Since June 2011, available by Springer Publishers, is our recent collection of studies all addressing the limits to managing the environment1. We employ five case studies to engage with several dimensions of how environmental management practice and discourse is constrained.

  • Lippert2 introduces a case study on participation in ecologically modernising a company. He discusses the limits of a corporate suggestion scheme in mobilising and selecting knowledges with respect to competing frames of conceptualising sustainability and energy saving measures.
  • The paper by Krause 3 relocates environmental management practices vis-a-vis the historically and naturally configured powers of a river. He substantiates the claim that control over an entity like a river may easily be rendered impossible.
  • Strauss4 sketches the limits of environmental management by outlining the limits of imagining and perceiving nature and environmental effects of landscape planning and industrial development. She shows how the material used to inform affected subjects and enable them to participate rationally in decision-making processes and public deliberation limits the possibility of subjects to understand and sense environmentally relevant transformations.
  • Ninan5 reconstructs how the emerging climate change regime is discursively limited by the contours of the ecological modernisation paradigm.

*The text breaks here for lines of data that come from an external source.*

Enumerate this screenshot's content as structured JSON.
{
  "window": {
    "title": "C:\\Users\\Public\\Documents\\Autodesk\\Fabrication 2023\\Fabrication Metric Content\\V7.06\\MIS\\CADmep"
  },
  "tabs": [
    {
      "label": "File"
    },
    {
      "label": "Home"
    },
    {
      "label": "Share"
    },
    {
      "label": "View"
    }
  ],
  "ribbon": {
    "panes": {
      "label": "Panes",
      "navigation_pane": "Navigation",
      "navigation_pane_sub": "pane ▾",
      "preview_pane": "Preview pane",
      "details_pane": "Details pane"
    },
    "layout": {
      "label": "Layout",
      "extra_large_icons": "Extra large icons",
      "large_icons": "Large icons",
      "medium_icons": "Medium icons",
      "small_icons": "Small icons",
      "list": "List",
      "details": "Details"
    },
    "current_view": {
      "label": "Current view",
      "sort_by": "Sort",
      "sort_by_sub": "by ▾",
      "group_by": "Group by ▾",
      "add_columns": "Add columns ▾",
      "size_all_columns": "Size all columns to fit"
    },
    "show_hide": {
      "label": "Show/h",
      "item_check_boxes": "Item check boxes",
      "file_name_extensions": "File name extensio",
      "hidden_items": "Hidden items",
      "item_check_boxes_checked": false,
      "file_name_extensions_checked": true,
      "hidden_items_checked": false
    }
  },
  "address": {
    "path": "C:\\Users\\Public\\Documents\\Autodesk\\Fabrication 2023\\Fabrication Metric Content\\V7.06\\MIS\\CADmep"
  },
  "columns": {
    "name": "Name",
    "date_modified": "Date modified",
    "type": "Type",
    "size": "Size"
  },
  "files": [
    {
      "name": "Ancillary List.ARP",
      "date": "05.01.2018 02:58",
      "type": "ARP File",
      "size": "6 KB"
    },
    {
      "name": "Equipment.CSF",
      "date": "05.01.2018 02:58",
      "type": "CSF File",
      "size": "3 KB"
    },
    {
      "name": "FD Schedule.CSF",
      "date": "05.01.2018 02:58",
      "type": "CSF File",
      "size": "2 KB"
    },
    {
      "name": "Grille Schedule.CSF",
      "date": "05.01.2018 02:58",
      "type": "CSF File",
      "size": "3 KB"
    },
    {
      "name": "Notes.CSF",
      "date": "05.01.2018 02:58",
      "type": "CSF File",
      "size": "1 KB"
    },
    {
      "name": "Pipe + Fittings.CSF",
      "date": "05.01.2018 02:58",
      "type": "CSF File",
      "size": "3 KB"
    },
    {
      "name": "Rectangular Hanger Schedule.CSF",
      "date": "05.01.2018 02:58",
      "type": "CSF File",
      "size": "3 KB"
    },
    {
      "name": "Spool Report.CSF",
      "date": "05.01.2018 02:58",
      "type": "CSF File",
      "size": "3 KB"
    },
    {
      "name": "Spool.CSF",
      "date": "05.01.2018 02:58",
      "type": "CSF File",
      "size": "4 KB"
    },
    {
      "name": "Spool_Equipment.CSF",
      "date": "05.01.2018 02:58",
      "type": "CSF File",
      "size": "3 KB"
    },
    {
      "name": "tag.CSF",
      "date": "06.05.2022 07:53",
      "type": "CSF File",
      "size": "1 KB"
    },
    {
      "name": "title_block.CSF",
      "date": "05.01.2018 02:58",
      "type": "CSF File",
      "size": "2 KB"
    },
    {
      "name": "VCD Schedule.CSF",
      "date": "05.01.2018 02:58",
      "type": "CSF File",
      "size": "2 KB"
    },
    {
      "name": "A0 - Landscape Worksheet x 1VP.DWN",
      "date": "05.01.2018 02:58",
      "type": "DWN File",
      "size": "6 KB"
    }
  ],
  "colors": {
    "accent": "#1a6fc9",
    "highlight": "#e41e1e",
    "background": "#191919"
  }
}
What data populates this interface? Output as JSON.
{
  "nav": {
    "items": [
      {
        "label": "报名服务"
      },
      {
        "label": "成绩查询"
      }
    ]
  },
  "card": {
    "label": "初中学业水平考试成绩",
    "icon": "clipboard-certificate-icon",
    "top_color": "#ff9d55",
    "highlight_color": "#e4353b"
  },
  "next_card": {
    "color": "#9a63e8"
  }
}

In effect, he predicts that a operational manifestation of ecological modernisation like the Clean Development Mechanism (CDM) will be "antithetical to equity and justice".
  • Lippert6 shows the analytical limits of both environmental management understandings of its objects supposedly being managed as well as of studies of environmental management with respect to the strategy of naturalising the objects under management. He traces the case of a recycling network for glass bottles and shows how recycling management can easily reproduce the structures which sustain increasing production of waste rather than reducing it or even question consumption and production processes.

These five papers can be deemed useful to understand some of the qualities of limits to environmental management. Empirically, the include a width of objects and institutions of management: corporations, global discourses, planning enterprises, hydraulic engineers; water, energy, landscape, recycling, carbon; documents, individual managers and professions.

Lippert provides a first re-reading of these case studies, providing a generalisation of how to address studies of the limits of environmental management.7

We welcome discussion about this material.